General-in-Chief (大將軍)
- In office April 23, 220 – June 13, 220
- Monarch: Emperor Xian of Han
- Chancellor: Cao Pi

General of the Vanguard (前將軍)
- In office 219 – April 23, 220
- Monarch: Emperor Xian of Han
- Chancellor: Cao Cao / Cao Pi

General Who Calms the Waves (伏波將軍)
- In office 204 – 219
- Monarch: Emperor Xian of Han
- Chancellor: Cao Cao (from 208)

Intendant of Henan (河南尹)

General Who Builds Martial Might (建武將軍).

Administrator (太守) of Jiyin Commandery (濟陰)

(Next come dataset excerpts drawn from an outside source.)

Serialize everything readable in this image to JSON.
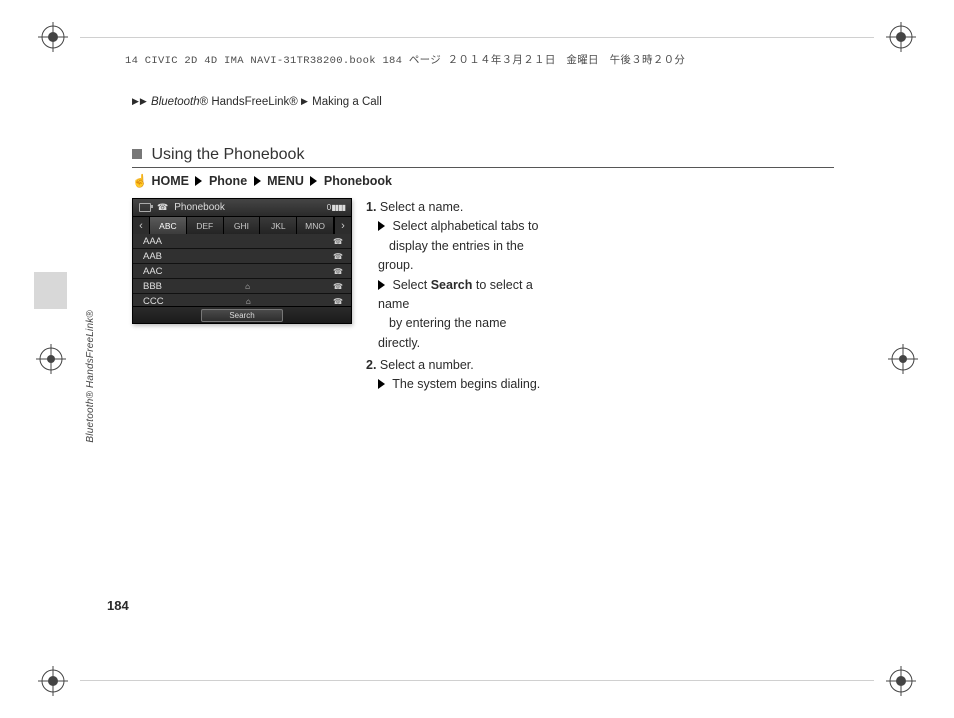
{
  "meta": {
    "bookline": "14 CIVIC 2D 4D IMA NAVI-31TR38200.book  184 ページ   ２０１４年３月２１日　金曜日　午後３時２０分"
  },
  "breadcrumb": {
    "segment1": "Bluetooth",
    "segment1_suffix": "® HandsFreeLink®",
    "segment2": "Making a Call"
  },
  "side_label": "Bluetooth® HandsFreeLink®",
  "section_title": "Using the Phonebook",
  "navpath": {
    "hand": "☝",
    "items": [
      "HOME",
      "Phone",
      "MENU",
      "Phonebook"
    ]
  },
  "shot": {
    "header_title": "Phonebook",
    "signal": "0 ▮▮▮▮",
    "tabs": [
      "ABC",
      "DEF",
      "GHI",
      "JKL",
      "MNO"
    ],
    "active_tab": 0,
    "entries": [
      {
        "name": "AAA",
        "icons": [
          "☎"
        ]
      },
      {
        "name": "AAB",
        "icons": [
          "☎"
        ]
      },
      {
        "name": "AAC",
        "icons": [
          "☎"
        ]
      },
      {
        "name": "BBB",
        "icons": [
          "⌂",
          "☎"
        ]
      },
      {
        "name": "CCC",
        "icons": [
          "⌂",
          "☎"
        ]
      }
    ],
    "search_label": "Search"
  },
  "steps": {
    "one_num": "1.",
    "one_text": "Select a name.",
    "one_sub_a1": "Select alphabetical tabs to",
    "one_sub_a2": "display the entries in the group.",
    "one_sub_b_pre": "Select ",
    "one_sub_b_bold": "Search",
    "one_sub_b_post": " to select a name",
    "one_sub_b2": "by entering the name directly.",
    "two_num": "2.",
    "two_text": "Select a number.",
    "two_sub": "The system begins dialing."
  },
  "page_number": "184"
}
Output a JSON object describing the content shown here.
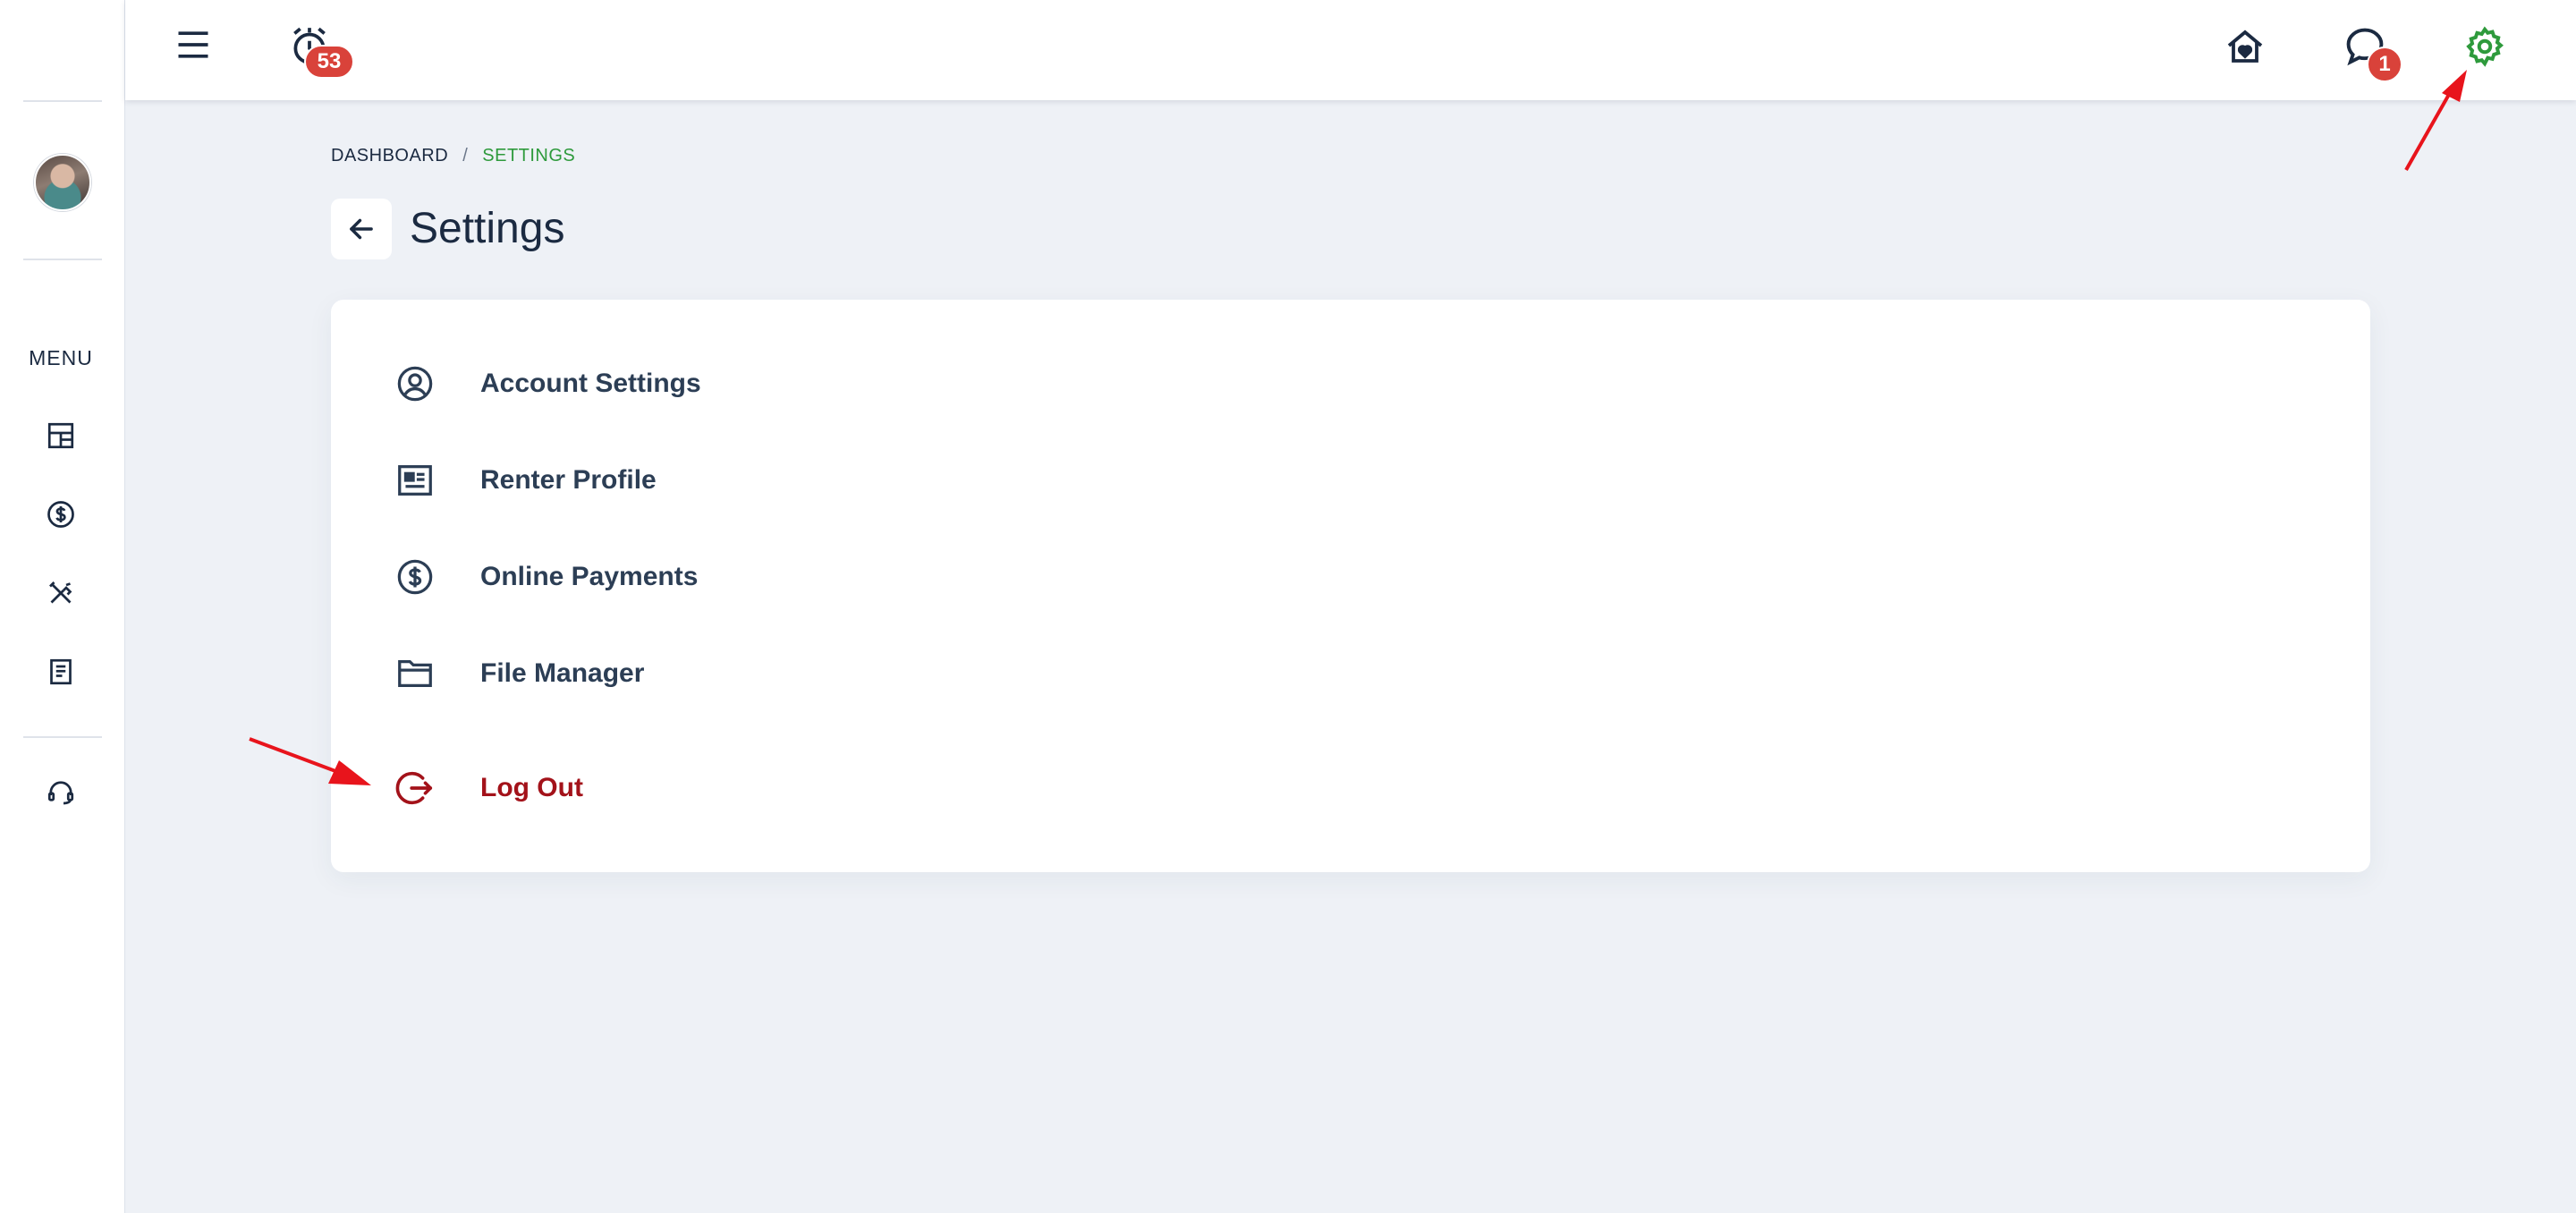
{
  "sidebar": {
    "menu_label": "MENU",
    "icons": [
      "dashboard-icon",
      "dollar-icon",
      "tools-icon",
      "document-icon",
      "support-headset-icon"
    ]
  },
  "topbar": {
    "notification_badge": "53",
    "messages_badge": "1",
    "active_color": "#2e9a3c"
  },
  "breadcrumb": {
    "home": "DASHBOARD",
    "separator": "/",
    "current": "SETTINGS"
  },
  "page": {
    "title": "Settings"
  },
  "settings_menu": {
    "items": [
      {
        "label": "Account Settings",
        "icon": "user-circle-icon"
      },
      {
        "label": "Renter Profile",
        "icon": "profile-card-icon"
      },
      {
        "label": "Online Payments",
        "icon": "dollar-circle-icon"
      },
      {
        "label": "File Manager",
        "icon": "folder-icon"
      }
    ],
    "logout": {
      "label": "Log Out",
      "icon": "logout-icon",
      "color": "#a3121a"
    }
  },
  "colors": {
    "text": "#1b2a41",
    "accent_green": "#2e9a3c",
    "badge_red": "#d9423a",
    "annotation_arrow": "#e8141c"
  }
}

Administrator (太守) of Dong Commandery (東郡)
- In office 192 – ?
- Preceded by: Cao Cao

Colonel Who Breaks and Charges (折衝校尉)

Major (司馬)
- In office 190 – ?

Personal details
- Born: Unknown Bozhou, Anhui
- Died: 13 June 220
- Children: Xiahou Chong; Xiahou Mao; Xiahou Zizang; Xiahou Zijiang; at least three other sons;
- Relatives: Xiahou Lian (brother); Xiahou Yuan (cousin);
- Occupation: Military general, politician
- Courtesy name: Yuanrang (元讓)
- Posthumous name: Marquis Zhong (忠侯)
- Peerage: Marquis of Gao'an District (高安鄉侯)
- Nickname: "Blind Xiahou" (盲夏侯)

Chinese name
- Traditional Chinese: 夏侯惇

Standard Mandarin
- Hanyu Pinyin: Xiàhóu Dūn
- Wade–Giles: Hsia^{4}-hou^{2} Tun^{1}

Middle Chinese
- Middle Chinese: ɦˠa^{X}-ɦəu tuən

Old Chinese
- Zhengzhang: *ɡraːʔ ɡoː tuːn

= Xiahou Dun =

Chinese Han dynasty general (died 220)

Xiahou Dun (died 13 June 220), courtesy name Yuanrang, was a Chinese military general and politician serving under the warlord Cao Cao during the late Eastern Han dynasty of China. He served for a few months under Cao Cao's successor, Cao Pi, before his death. As one of Cao Cao's most trusted generals, Xiahou Dun aided the warlord in his campaigns against Lü Bu, Liu Bei, Sun Quan and others.

Xiahou Dun lost his left eye when he was a hit by a stray arrow during a battle against Lü Bu in the late 190s, and subsequently became known among the army as "Blind Xiahou".

==Early life==
Xiahou Dun was from Qiao County (譙縣), Pei State (沛國), in present-day Bozhou, Anhui. He was a descendant of Xiahou Ying, who served under the Han dynasty's founding emperor, Liu Bang (Emperor Gao). Though the family hadn't reached national prominence in the centuries since, they were a leading family in Pei, often intermarrying down the generations with the other prominent local Ding and Cao clans. Xiahou Dun first gained recognition when he killed a man who insulted his teacher when he was 13 years old.

In the 180s, possibly when Cao Cao was appointed Cavalry Commandant to help fight Yellow Turbans in Yingchuan, Xiahou Dun helped Cao Cao raise troops, and from then on would follow him across many a battle as his second in command. In 190, when Cao Cao was raising an army to participate in the campaign against Dong Zhuo, Xiahou Dun became his Major (司馬), and when they were defeated by Xu Rong at Suanzao, Xiahou Dun went with Cao Cao to recruit more troops in Yang Province, though they would face a mutiny among their new soldiers. Xiahou Dun was sent to garrison Boma (白馬; near present-day Hua County, Henan), later promoted to Colonel Who Breaks and Charges (折衝校尉), and as Cao Cao became Governor of Yan in 192, Dun succeeded him as the Administrator (太守) of Dong Commandery (東郡; the areas around present-day Puyang, Henan and Liaocheng, Shandong).

==Defence of Yan Province==

In 193, Cao Cao left his base in Yan Province on a campaign against Tao Qian, the Governor of Xu Province, whom he held responsible for the murder of his father Cao Song. Xiahou Dun was left behind in Dong commandery, stationed to hold its capital Puyang.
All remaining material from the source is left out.